Testament es la película que se ve a escondidas, porque se sacude lo políticamente correcto de una patada. Sirve como una poción mágica para recuperar la despreocupada adolescencia. Arranca del escándalo suscitado por un mural de conquistadores emperifollados que se entrevistan con indios semidesnudos, y que adorna una residencia geriátrica de lujo del Quebec.

La sociedad actual impone la hipocresía. No un disimulo de corte liberal, sino la obligación de decir exactamente lo contrario de lo que se piensa. Este ejercicio de mentirse a uno mismo requiere una pericia endiablada, y Denys Arcand le corta el cordón umbilical de un tajo en una película tan postrera que lleva título testamentario. Es un epígrafe tal vez lógico, en un director que nunca defrauda y que acaba de superar la edad máxima de Luis Buñuel.

Arcand se despide contra los tabúes de la sociedad actual. Era inevitable que su sátira de los jóvenes que acampan en defensa de derechos abstractos, para no enfrentarse a la realidad, coincidiera con la floración de tiendas de campaña propalestinas en las universidades estadounidenses.

Conviene aclarar que ni la película ni su director persiguen la confrontación, solo la contemplación espontánea de la cultura woke y sus cancelaciones. El cineasta canadiense se ha limitado a señalar que «todo el arte occidental puede ser corregido», en una labor de limpieza étnica que no perdonaría un solo drama de Shakespeare ni mucho menos la Capilla Sixtina.

Testament se escurre de la tentación panfletaria, y su secreto consiste en demostrar que el sentido de la ironía es inseparable de la bondad. El protagonista y víctima de todos los abusos de los mojigatos recomienda que «de vez en cuando hay que dispensar gestos gratuitos de buena voluntad. Son los que hacen la vida soportable, para uno mismo y para los demás». Sostienen la sociedad, con más vigor que las proclamas normativistas.
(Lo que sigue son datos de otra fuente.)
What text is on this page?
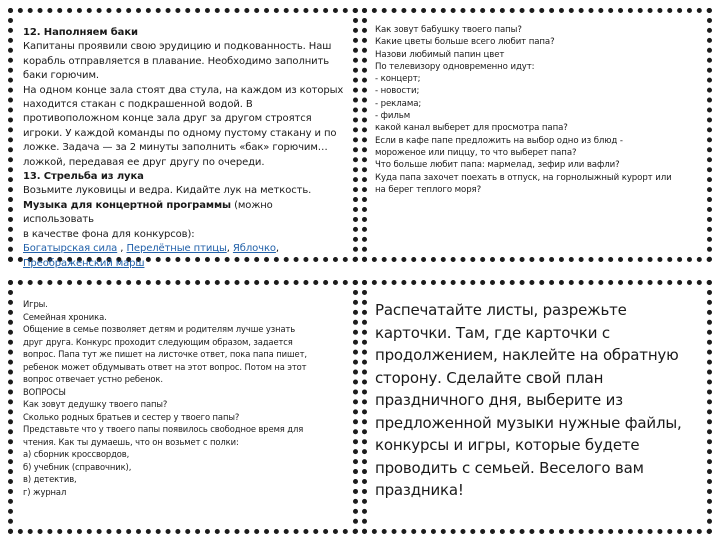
12. Наполняем баки

Капитаны проявили свою эрудицию и подкованность. Наш

корабль отправляется в плавание. Необходимо заполнить

баки горючим.

На одном конце зала стоят два стула, на каждом из которых

находится стакан с подкрашенной водой. В

противоположном конце зала друг за другом строятся

игроки. У каждой команды по одному пустому стакану и по

ложке. Задача — за 2 минуты заполнить «бак» горючим…

ложкой, передавая ее друг другу по очереди.

13. Стрельба из лука

Возьмите луковицы и ведра. Кидайте лук на меткость.

Музыка для концертной программы (можно использовать

в качестве фона для конкурсов):

Богатырская сила , Перелётные птицы, Яблочко,

Преображенский марш

Как зовут бабушку твоего папы?

Какие цветы больше всего любит папа?

Назови любимый папин цвет

По телевизору одновременно идут:

- концерт;

- новости;

- реклама;

- фильм

какой канал выберет для просмотра папа?

Если в кафе папе предложить на выбор одно из блюд -

мороженое или пиццу, то что выберет папа?

Что больше любит папа: мармелад, зефир или вафли?

Куда папа захочет поехать в отпуск, на горнолыжный курорт или

на берег теплого моря?

Игры.

Семейная хроника.

Общение в семье позволяет детям и родителям лучше узнать

друг друга. Конкурс проходит следующим образом, задается

вопрос. Папа тут же пишет на листочке ответ, пока папа пишет,

ребенок может обдумывать ответ на этот вопрос. Потом на этот

вопрос отвечает устно ребенок.

ВОПРОСЫ

Как зовут дедушку твоего папы?

Сколько родных братьев и сестер у твоего папы?

Представьте что у твоего папы появилось свободное время для

чтения. Как ты думаешь, что он возьмет с полки:

а) сборник кроссвордов,

б) учебник (справочник),

в) детектив,

г) журнал

Распечатайте листы, разрежьте

карточки. Там, где карточки с

продолжением, наклейте на обратную

сторону. Сделайте свой план

праздничного дня, выберите из

предложенной музыки нужные файлы,

конкурсы и игры, которые будете

проводить с семьей. Веселого вам

праздника!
Testament no merece ser contada, es preferible verla dos veces. No es la película de una generación otoñal, sino de una degeneración que esclaviza a los cerebros más privilegiados del momento. Su valor global se aprecia en que Arcand trasladó a Canadá sin fisuras la polémica por un mural del Museo de Historia Natural de Nueva York, que escenificaba un encuentro entre los navegantes holandeses y los indios algonquines.

En cuanto los acampados indigenistas culminan su tarea, se conjuran para boicotear un montaje de El alma buena de Szechwan, por apropiación cultural china a cargo de Bertolt Brecht, otro proscrito. Son incorregibles, pero Arcand se concede una última oportunidad en su canto del cisne autobiográfico, al proponer que «la vida es imprevisible hasta el final».